Кровь в моих жилах
Глава первая
Портятся планы на день, зато появляются новые знакомства, возможно, и не к добру
Осень пахнет переменами. Это чувствуется во всем. В прозрачном, как слеза, небе. В сизой, холодной воде рек. В крике улетающих птиц. В ночном грае воронов. В шепоте засыпающих деревьев, меняющих свое летнее изумрудное убранство на золото. В шорохе листьев, которые ветер гонит по тротуарам. В песне высоких волн Идольменя. В косых, затяжных дождях, в первых, еще робких снежинках, в прилете из леса голодных синиц, в тяфканье крадущихся по окраинам города лис, в ночной волчьей песне. В клонящемся к горизонту, еще отчаянно летнем солнце, которое по вечерам отказывается греть. В кутающихся в теплые одежды горожанах, в шерстяных платках, появляющихся на уличных бабах, в исчезающих с улиц желтобилетницах, в зонтах, под которыми прячутся те, кому не повезло быть обладателем собственного магомобиля, в промокших извозчиках, которых день ото дня становится все больше — из деревень приезжают желающие подзаработать в городе, в… Во всем.

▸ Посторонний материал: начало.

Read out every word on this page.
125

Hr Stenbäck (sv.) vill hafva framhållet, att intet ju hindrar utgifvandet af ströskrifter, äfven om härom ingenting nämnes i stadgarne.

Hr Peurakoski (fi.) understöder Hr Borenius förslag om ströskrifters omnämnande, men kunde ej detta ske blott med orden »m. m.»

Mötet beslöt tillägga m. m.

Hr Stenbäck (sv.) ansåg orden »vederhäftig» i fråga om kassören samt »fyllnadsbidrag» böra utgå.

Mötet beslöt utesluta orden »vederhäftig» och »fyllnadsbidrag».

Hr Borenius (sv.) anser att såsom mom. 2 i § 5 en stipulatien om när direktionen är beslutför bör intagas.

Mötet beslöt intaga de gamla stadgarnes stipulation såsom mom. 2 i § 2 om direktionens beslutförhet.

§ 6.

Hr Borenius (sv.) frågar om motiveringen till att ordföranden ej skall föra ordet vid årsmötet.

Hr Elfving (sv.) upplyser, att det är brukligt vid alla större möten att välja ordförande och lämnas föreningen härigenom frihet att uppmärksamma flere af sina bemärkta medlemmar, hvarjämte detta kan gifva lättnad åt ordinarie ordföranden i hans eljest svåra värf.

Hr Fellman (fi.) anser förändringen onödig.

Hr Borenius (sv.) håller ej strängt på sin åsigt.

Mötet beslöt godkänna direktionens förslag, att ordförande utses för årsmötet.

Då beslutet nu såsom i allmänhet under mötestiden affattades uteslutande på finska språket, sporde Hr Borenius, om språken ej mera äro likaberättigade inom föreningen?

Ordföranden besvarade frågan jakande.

Перемены. К лучшему или нет, но Светлана знала точно: этой осенью её жизнь снова круто изменится. Раньше она любила перемены: новые места, новые люди, новые встречи, новые впечатления… Новая жизнь. Она всегда менялась к лучшему, иначе, казалось, и не бывает. Теперь принять бы перемены. Устоять перед их натиском. Выжить бы.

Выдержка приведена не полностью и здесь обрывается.